The hysteria over it raining nuclear shells largely faded within the last twenty year. However, the fear of the repercussions of atomic radiation has only skyrocketed. And, within my lifetime, the threat of atomic suitcase bombs and atomic accidents has disseminated into our national radar.
The threat of nuclear war was imminent, inciting nightmares among children and adults alike.
Mark Thompson said in TIME magazine on January 11, “…nuclear weapons remain the crack cocaine of world leaders, crazy or not, who want the security they seem to offer.” Rather than being an omnipotent popular terror, nuclear warfare has, in the last twenty years, been suppressed by the threat of world destruction.
However, with nuclear engagement becoming, arguably, an impending prospect with Iran, will we again be consumed with the fear of mutually assured destruction? Will nuclear war again incite nightmares among school children and adults alike? But would it be worse? Would we no longer marvel at the jumping needle of a Geiger counter. As Japan begins to stabilize after the nuclear crisis there, we now, more than ever before realize the gravity of atomic fallout.
On the nuclear front, this past month, the Bulletin of Atomic Scientists moved its Doomsday Clock warning of nuclear war to 11:56 p.m. Four minutes to the midnight when it believes nuclear war could break out. The Clock was set at 11:58 in 1953 at the height of the Cold War (TIME).
What is stopping our world from clocking through those four minutes?
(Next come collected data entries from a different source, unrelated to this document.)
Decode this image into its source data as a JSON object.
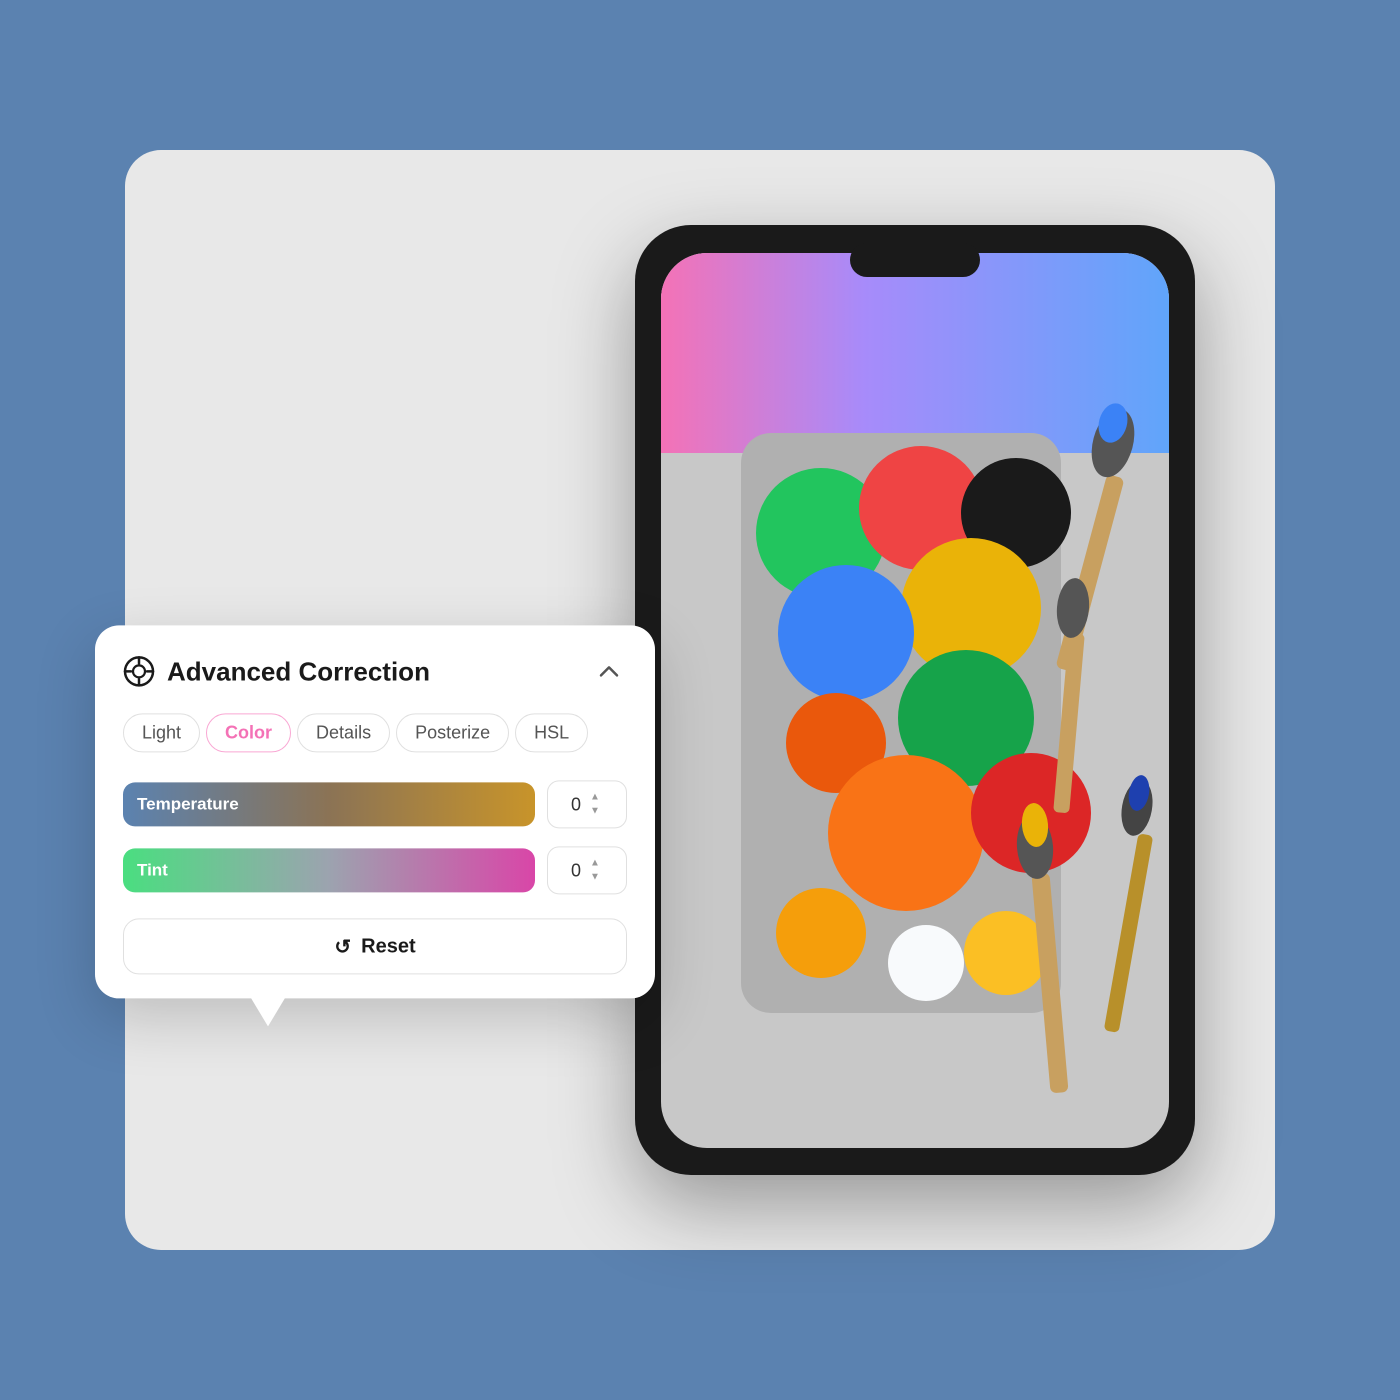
{
  "background": {
    "color": "#5b82b0"
  },
  "card": {
    "bg": "#e8e8e8"
  },
  "popup": {
    "title": "Advanced Correction",
    "collapse_label": "^",
    "tabs": [
      {
        "id": "light",
        "label": "Light",
        "active": false
      },
      {
        "id": "color",
        "label": "Color",
        "active": true
      },
      {
        "id": "details",
        "label": "Details",
        "active": false
      },
      {
        "id": "posterize",
        "label": "Posterize",
        "active": false
      },
      {
        "id": "hsl",
        "label": "HSL",
        "active": false
      }
    ],
    "sliders": [
      {
        "id": "temperature",
        "label": "Temperature",
        "value": "0",
        "gradient_start": "#5b82b0",
        "gradient_mid": "#8b7355",
        "gradient_end": "#c8942a"
      },
      {
        "id": "tint",
        "label": "Tint",
        "value": "0",
        "gradient_start": "#4ade80",
        "gradient_mid": "#9ca3af",
        "gradient_end": "#d946a8"
      }
    ],
    "reset_button": "Reset"
  },
  "phone": {
    "has_notch": true
  }
}
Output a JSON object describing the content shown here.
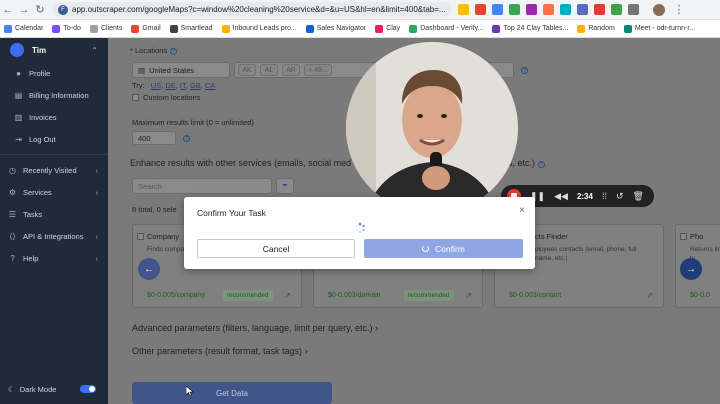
{
  "browser": {
    "url": "app.outscraper.com/googleMaps?c=window%20cleaning%20service&d=&u=US&hl=en&limit=400&tab=...",
    "site_initials": "F"
  },
  "bookmarks": [
    {
      "label": "Calendar",
      "color": "#4285f4"
    },
    {
      "label": "To-do",
      "color": "#7c4dff"
    },
    {
      "label": "Clients",
      "color": "#9e9e9e"
    },
    {
      "label": "Gmail",
      "color": "#ea4335"
    },
    {
      "label": "Smartlead",
      "color": "#424242"
    },
    {
      "label": "Inbound Leads pro...",
      "color": "#f4b400"
    },
    {
      "label": "Sales Navigator",
      "color": "#0a66c2"
    },
    {
      "label": "Clay",
      "color": "#e91e63"
    },
    {
      "label": "Dashboard - Verify...",
      "color": "#34a853"
    },
    {
      "label": "Top 24 Clay Tables...",
      "color": "#673ab7"
    },
    {
      "label": "Random",
      "color": "#ffb300"
    },
    {
      "label": "Meet - odr-turnn-r...",
      "color": "#00897b"
    }
  ],
  "sidebar": {
    "user": "Tim",
    "account_items": [
      "Profile",
      "Billing Information",
      "Invoices",
      "Log Out"
    ],
    "nav_items": [
      "Recently Visited",
      "Services",
      "Tasks",
      "API & Integrations",
      "Help"
    ],
    "dark_mode": "Dark Mode"
  },
  "main": {
    "locations_label": "Locations",
    "country": "United States",
    "state_chips": [
      "AK",
      "AL",
      "AR",
      "+ 49..."
    ],
    "try_label": "Try:",
    "try_codes": [
      "US",
      "DE",
      "IT",
      "GB",
      "CA"
    ],
    "custom_locations": "Custom locations",
    "limit_label": "Maximum results limit (0 = unlimited)",
    "limit_value": "400",
    "enhance_label": "Enhance results with other services (emails, social med",
    "enhance_tail": "s, etc.)",
    "search_placeholder": "Search",
    "total_text": "8 total, 0 sele",
    "cards": [
      {
        "title": "Company",
        "desc": "Finds compan founding year",
        "price": "$0-0.005/company",
        "badge": "recommended"
      },
      {
        "title": "",
        "desc": "",
        "price": "$0-0.003/domain",
        "badge": "recommended"
      },
      {
        "title": "cts Finder",
        "desc": "ployees contacts (email, phone, full name, etc.)",
        "price": "$0-0.003/contact",
        "badge": ""
      },
      {
        "title": "Pho",
        "desc": "Returns line ty",
        "price": "$0-0.0",
        "badge": ""
      }
    ],
    "advanced": "Advanced parameters (filters, language, limit per query, etc.)",
    "other": "Other parameters (result format, task tags)",
    "get_data": "Get Data"
  },
  "recorder": {
    "time": "2:34"
  },
  "modal": {
    "title": "Confirm Your Task",
    "cancel": "Cancel",
    "confirm": "Confirm"
  }
}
Those who fear weapons of mass destruction falling into what they deem to be the wrong hands are just as determined to see they don’t get them as our nations’ leaders are to maintain the superpower security having such weapons grants them.
The United States began fighting a war against terrorism in 2001. Our nation was struck with panic when the two towers came crashing down. But I was five years old, and I can’t remember that feeling of panic. I am only now starting to fear war. Has that anxiety been inspired in me by the looming threat of nuclear power, or am I just now old enough to process the concept of war?